Craig Blomberg says "Of all of Jesus’ parables, this is probably the most puzzling. It is certainly the one on which more scholarly ink has been spilled than any other. It deals with one of Jesus’ favorite themes—the right uses of riches. But that, too, makes it particularly difficult to preach on in the twenty-first-century Western world, in which so many Christian leaders who talk about money simply harangue their listeners for more, abuse the Scriptures’ teaching on the topic, or (precisely because of others’ abuse) think that finances are not a topic to be discussed in public at all. Jesus avoided the twin dangers of abuse and silence. Approximately one-fifth of all his teaching was about money matters. And so, despite the difficulty of the passage, despite the possible unpopularity of the theme, it’s one we dare not run away from." I agree
Now first we need to understand the story. This man is a steward. The Stewards task was to manage what belonged to another. Trustworthiness is the essential characteristic needed. Apparently this man wasn’t very good at his job. He wasn’t dishonest just not very responsible. The word wasted in the text is the same word used of the Prodigal son in Luke 15. He did not know how to manage money well and the owner was taking a hit for letting this man have the job. So the master says I am going to fire you so make an account for your successor.

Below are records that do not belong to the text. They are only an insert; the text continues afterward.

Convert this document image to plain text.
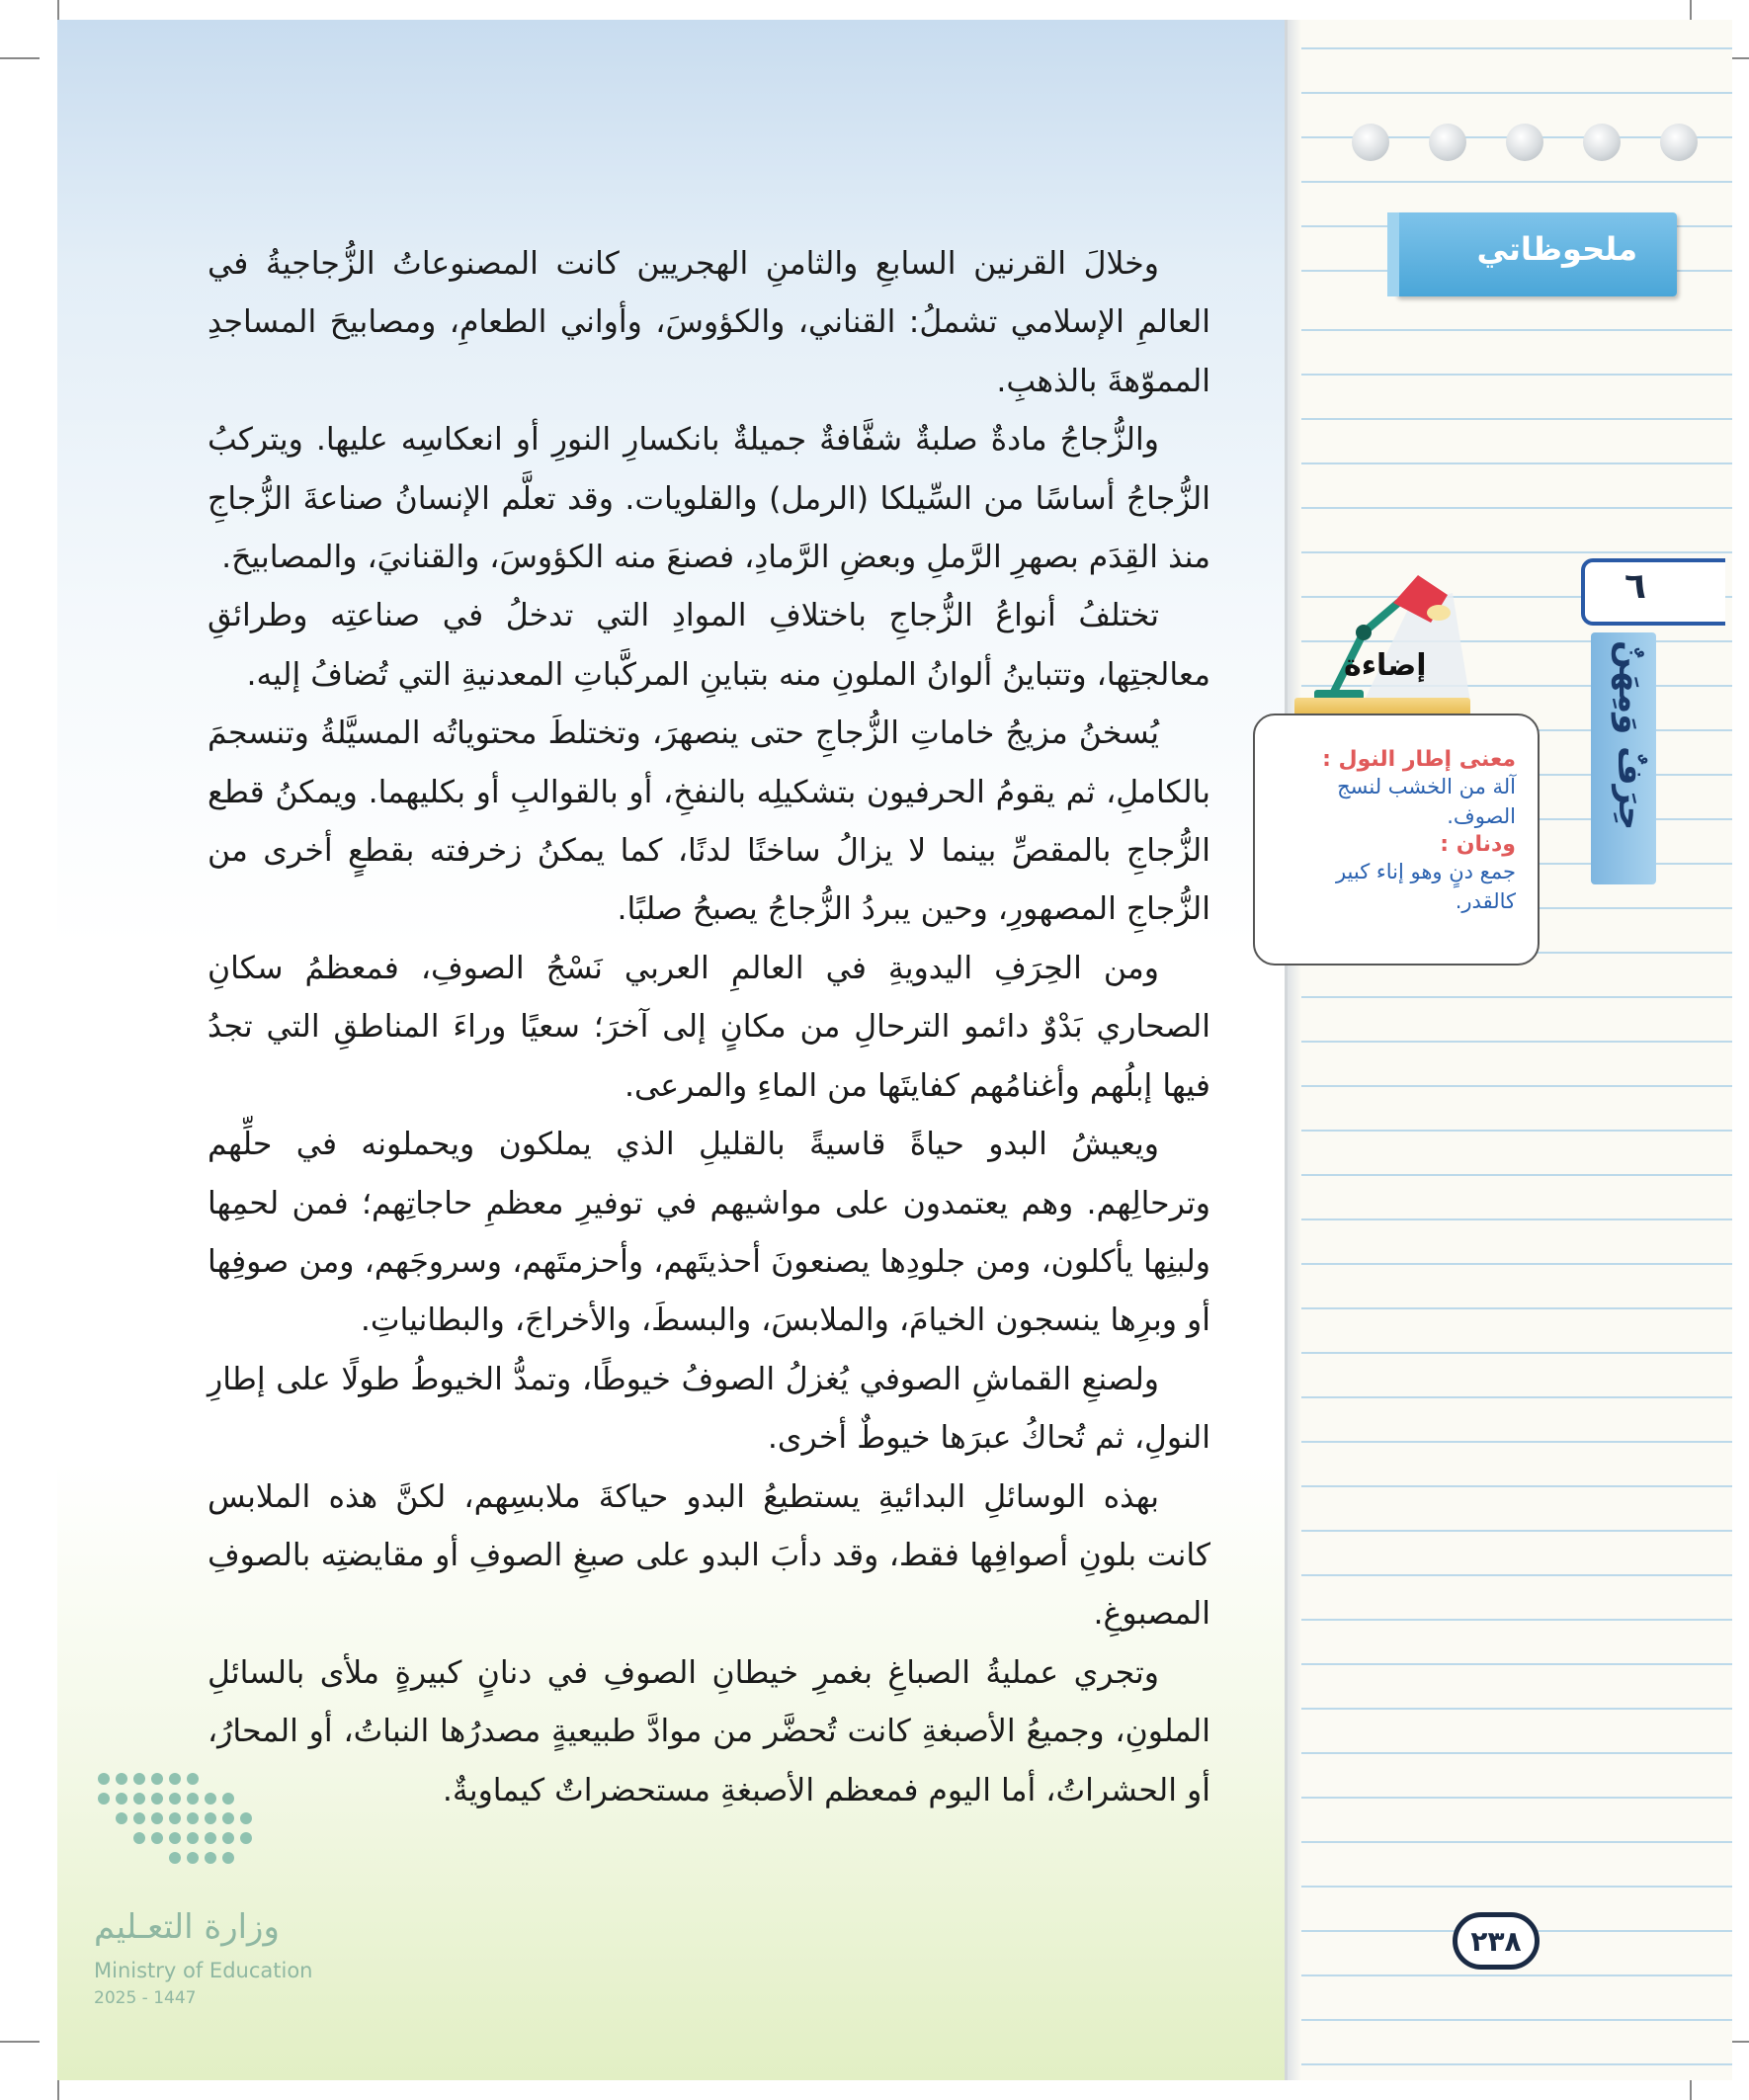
ملحوظاتي
٦
حِرَفٌ وَمِهَنٌ
إضاءة
معنى إطار النول :
آلة من الخشب لنسج الصوف.
ودنان :
جمع دنٍ وهو إناء كبير كالقدر.

وخلالَ القرنين السابعِ والثامنِ الهجريين كانت المصنوعاتُ الزُّجاجيةُ في العالمِ الإسلامي تشملُ: القناني، والكؤوسَ، وأواني الطعامِ، ومصابيحَ المساجدِ المموّهةَ بالذهبِ.

والزُّجاجُ مادةٌ صلبةٌ شفَّافةٌ جميلةٌ بانكسارِ النورِ أو انعكاسِه عليها. ويتركبُ الزُّجاجُ أساسًا من السِّيلكا (الرمل) والقلويات. وقد تعلَّم الإنسانُ صناعةَ الزُّجاجِ منذ القِدَم بصهرِ الرَّملِ وبعضِ الرَّمادِ، فصنعَ منه الكؤوسَ، والقنانيَ، والمصابيحَ.

تختلفُ أنواعُ الزُّجاجِ باختلافِ الموادِ التي تدخلُ في صناعتِه وطرائقِ معالجتِها، وتتباينُ ألوانُ الملونِ منه بتباينِ المركَّباتِ المعدنيةِ التي تُضافُ إليه.

يُسخنُ مزيجُ خاماتِ الزُّجاجِ حتى ينصهرَ، وتختلطَ محتوياتُه المسيَّلةُ وتنسجمَ بالكاملِ، ثم يقومُ الحرفيون بتشكيلِه بالنفخِ، أو بالقوالبِ أو بكليهما. ويمكنُ قطع الزُّجاجِ بالمقصِّ بينما لا يزالُ ساخنًا لدنًا، كما يمكنُ زخرفته بقطعٍ أخرى من الزُّجاجِ المصهورِ، وحين يبردُ الزُّجاجُ يصبحُ صلبًا.

ومن الحِرَفِ اليدويةِ في العالمِ العربي نَسْجُ الصوفِ، فمعظمُ سكانِ الصحاري بَدْوٌ دائمو الترحالِ من مكانٍ إلى آخرَ؛ سعيًا وراءَ المناطقِ التي تجدُ فيها إبلُهم وأغنامُهم كفايتَها من الماءِ والمرعى.

ويعيشُ البدو حياةً قاسيةً بالقليلِ الذي يملكون ويحملونه في حلِّهم وترحالِهم. وهم يعتمدون على مواشيهم في توفيرِ معظمِ حاجاتِهم؛ فمن لحمِها ولبنِها يأكلون، ومن جلودِها يصنعونَ أحذيتَهم، وأحزمتَهم، وسروجَهم، ومن صوفِها أو وبرِها ينسجون الخيامَ، والملابسَ، والبسطَ، والأخراجَ، والبطانياتِ.

ولصنعِ القماشِ الصوفي يُغزلُ الصوفُ خيوطًا، وتمدُّ الخيوطُ طولًا على إطارِ النولِ، ثم تُحاكُ عبرَها خيوطٌ أخرى.

بهذه الوسائلِ البدائيةِ يستطيعُ البدو حياكةَ ملابسِهم، لكنَّ هذه الملابس كانت بلونِ أصوافِها فقط، وقد دأبَ البدو على صبغِ الصوفِ أو مقايضتِه بالصوفِ المصبوغِ.

وتجري عمليةُ الصباغِ بغمرِ خيطانِ الصوفِ في دنانٍ كبيرةٍ ملأى بالسائلِ الملونِ، وجميعُ الأصبغةِ كانت تُحضَّر من موادَّ طبيعيةٍ مصدرُها النباتُ، أو المحارُ، أو الحشراتُ، أما اليوم فمعظم الأصبغةِ مستحضراتٌ كيماويةٌ.

٢٣٨
وزارة التعـليم
Ministry of Education
2025 - 1447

The Point of the parable is God knows whether or not you care about eternal riches or temporary riches by how you use money.
Three critical warnings Jesus gives us about money:
Money is a Tool (8-9)- 8 “The master commended the dishonest manager because he had acted shrewdly. For the people of this world are more shrewd in dealing with their own kind than are the people of the light. 9 I tell you, use worldly wealth to gain friends for yourselves, so that when it is gone, you will be welcomed into eternal dwelling. Jesus sees money as a God that demands our allegiance. He does not tell us to disdain money but to capture money, subdue it and to use money for kingdom purposes. We need to examine our objectives that we have for money. What are we using our money to do?
Money is a Trust- 10"Whoever can be trusted with very little can also be trusted with much, and whoever is dishonest with very little will also be dishonest with much. 11So if you have not been trustworthy in handling worldly wealth, who will trust you with true riches? 12And if you have not been trustworthy with someone else's property, who will give you property of your own?”
God owns everything. Good stewards must understand that what he manages he does not own.
Have you ever heard ________ _________ died a millionaire.The Bible says that is wrong. Nobody dies a millionaire. You die like you were born, with nothing.
Money is a Test (13) 13 “No servant can serve two masters. Either he will hate the one and love the other, or he will be devoted to the one and despise the other. You cannot serve both God and Money.” You cannot serve two masters. Serve money and do other things. But not money and God. Money is a test of your ultimate allegiance. Here is where the people of the world are wiser than us. They only serve one God. Mammon. We try to serve them both.
Are you ready for my accounting of your Stewardship? So who is your master? I hope and pray that it is God, the God of our Lord Jesus Christ, and that an objective outsider, say an accountant, could recognize that fact if he or she were to examine your family budget, your checkbook ledger, and your credit card statements, particularly in comparison with your average non-Christian neighbor. We have recovery groups for people struggling with addictions of all different kinds. We have accountability groups for people who are not addicted but need fellow believers to keep them on the right track with respect to sex or alcohol or eating. Perhaps we need to begin to add to our recovery and accountability groups people who will ask us the hard questions about our expenditures, about our shopping, about how much we don’t really need to have. That would free up enormous resources for kingdom work. That would truly make us shrewd stewards.